Il est jeune, il est Bruxellois et il définit son style comme du “post-rap ou du rap fusion, une case un peu large pour pas trop devoir s’expliquer là-dessus“. Ce mercredi soir, l’artiste Nicou se produit au Botanique, dans la salle du Witloof Bar.
Premier concert solo pour Nicou ce soir et pas dans n’importe quelle salle : la Witloof Bar du Botanique. “On est partis d’une feuille blanche en se disant : maintenant qu’on a une salle et qu’on a 1h15, qu’est-ce qu’on va faire ? Du coup, on a préparé le meilleur show qu’on a pu préparer.”

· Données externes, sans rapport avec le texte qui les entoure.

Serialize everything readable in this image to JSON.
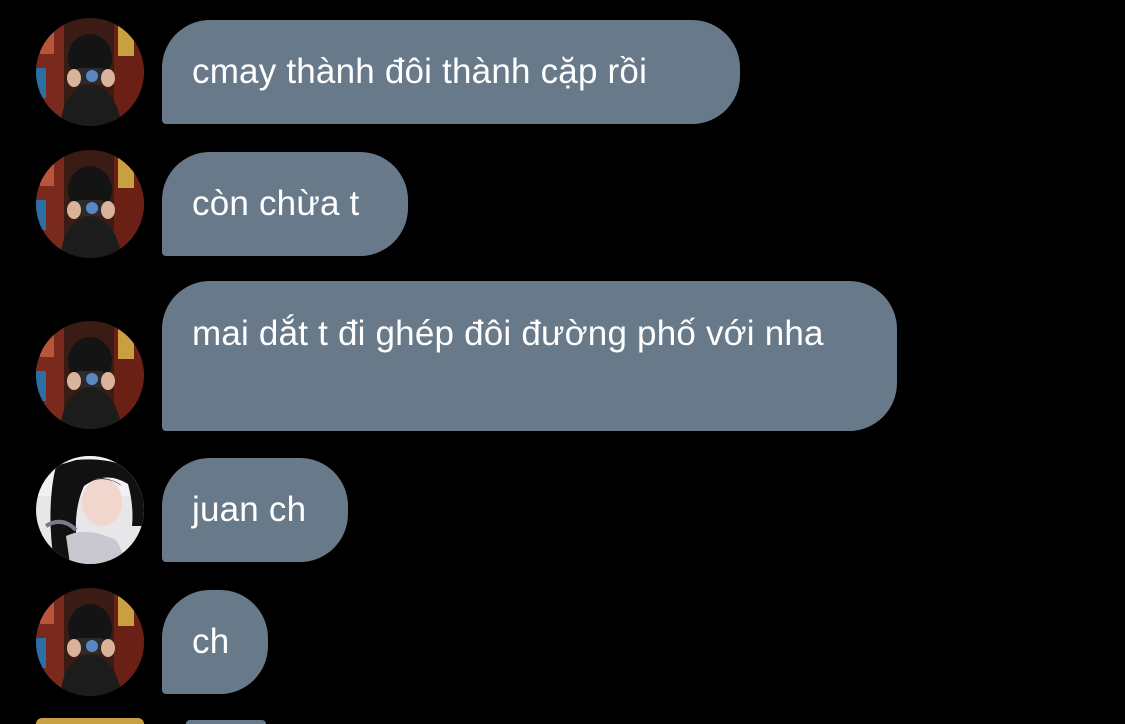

Nicou a toujours été passionné et curieux de musique. Se lancer avec ses propres titres était une étape logique : “J’ai commencé il y a une dizaine d’années. J’ai commencé avec le rap. C’était comme tous les jeunes qui écoutent du rap, j’ai commencé à écrire avec mes potes. Au fur et à mesure, j’ai été de plus en plus loin en achetant une carte son, en faisant des maquettes. Depuis deux ans, je suis dedans plus sérieusement“.
Sa musique rencontre déjà un certain public : Nicou a sorti deux albums et une quinzaine de titres.
Difficile pour lui d’expliquer son style : “Je sais pas ce que j’essaye de faire, mais je crois que c’est un produit générationnel. Tous les artistes sont à la frontière des genres. Le fil rouge, c’est le rap, mais en ce qui concerne l’instrumental, ça va du rap à la pop, en passant par le rock et la variété ou l’électro. Ça va un peu dans tous les sens“.
Après son concert au Botanique, Nicou a encore de beaux rendez-vous à venir cet été avec la Fête de la musique et le festival Esperanzah.